An issue regarding anything plucked from the sea nowadays is nanoplastics – tiny pieces of degraded plastic which are now everywhere from the air to the deepest ocean trench. We are still discovering the implications of living with nanoplastics, but the emerging research is unveiling something of a biological hellscape. A study published in May 2024, by Chinese and British researchers, estimated that ‘an average person could be ingesting as many as 6 million nanoplastics per year through the consumption of sea salt alone’. Whilst it may be possible to filter sea water to remove these nanoplastics in the future it is not practical right now.
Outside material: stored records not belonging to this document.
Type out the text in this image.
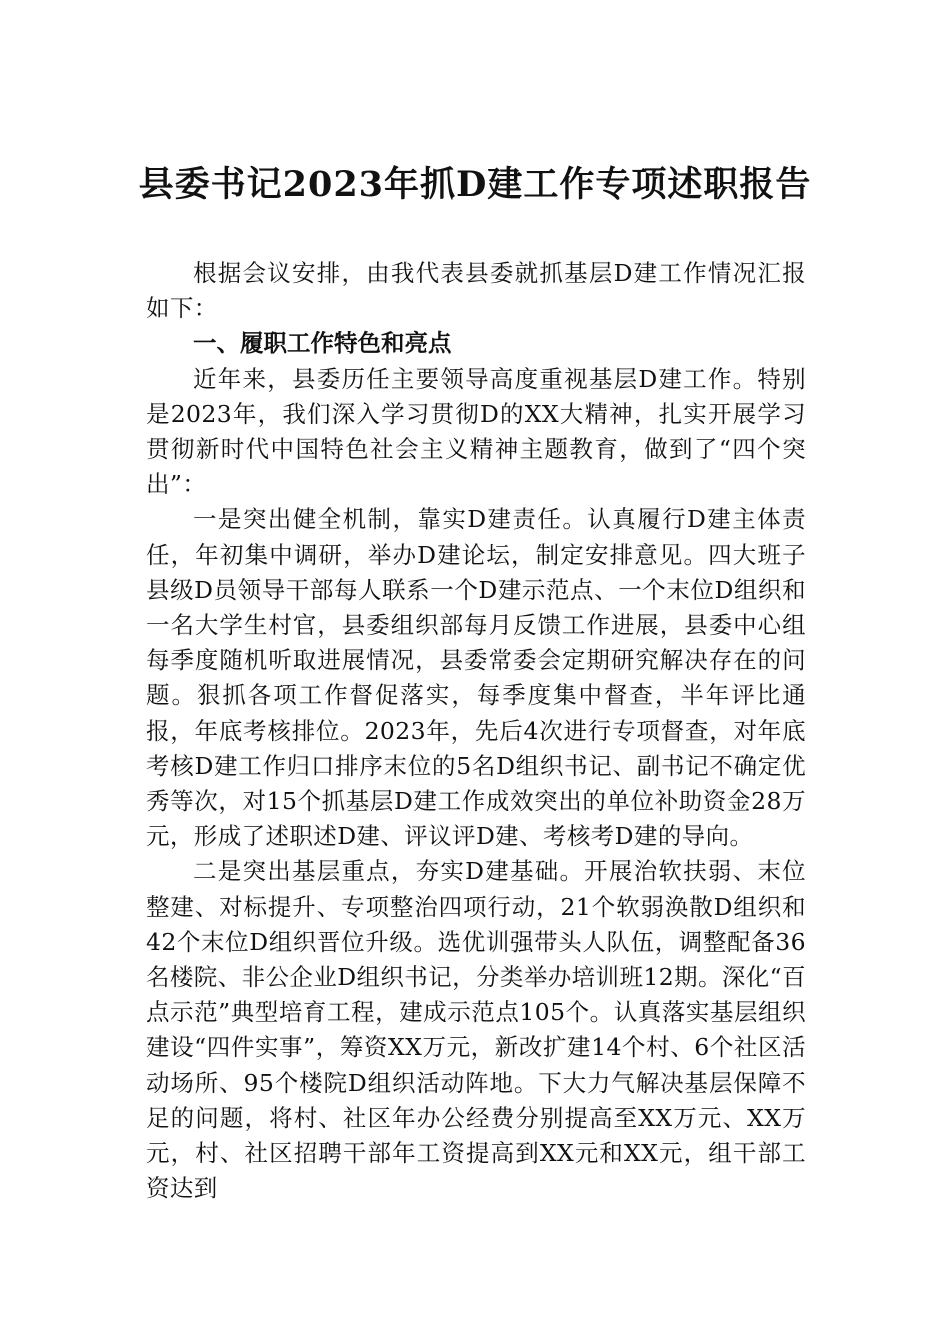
县委书记2023年抓D建工作专项述职报告

根据会议安排，由我代表县委就抓基层D建工作情况汇报如下：

一、履职工作特色和亮点

近年来，县委历任主要领导高度重视基层D建工作。特别是2023年，我们深入学习贯彻D的XX大精神，扎实开展学习贯彻新时代中国特色社会主义精神主题教育，做到了“四个突出”：

一是突出健全机制，靠实D建责任。认真履行D建主体责任，年初集中调研，举办D建论坛，制定安排意见。四大班子县级D员领导干部每人联系一个D建示范点、一个末位D组织和一名大学生村官，县委组织部每月反馈工作进展，县委中心组每季度随机听取进展情况，县委常委会定期研究解决存在的问题。狠抓各项工作督促落实，每季度集中督查，半年评比通报，年底考核排位。2023年，先后4次进行专项督查，对年底考核D建工作归口排序末位的5名D组织书记、副书记不确定优秀等次，对15个抓基层D建工作成效突出的单位补助资金28万元，形成了述职述D建、评议评D建、考核考D建的导向。

二是突出基层重点，夯实D建基础。开展治软扶弱、末位整建、对标提升、专项整治四项行动，21个软弱涣散D组织和42个末位D组织晋位升级。选优训强带头人队伍，调整配备36名楼院、非公企业D组织书记，分类举办培训班12期。深化“百点示范”典型培育工程，建成示范点105个。认真落实基层组织建设“四件实事”，筹资XX万元，新改扩建14个村、6个社区活动场所、95个楼院D组织活动阵地。下大力气解决基层保障不足的问题，将村、社区年办公经费分别提高至XX万元、XX万元，村、社区招聘干部年工资提高到XX元和XX元，组干部工资达到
And, I guess, that is where the ‘fossil salt’ from underground deposits may come in.

 

And After All That – What Salt Do I Use?

It’s a tough one. In the Himalayan vs Celtic prize fight, I think I would come off the fence and give it to Himalayan on points – it’s untainted by microplastics, provably rich in Iodine, and has a low environmental impact when mined. And it looks pretty.

Personally, I am a big fan of Herbamare herbal salt. It packs a lot of flavour with less Sodium overall, but you will have to go with what you think has the best flavour and is the most ethical. And that is a choice only for you.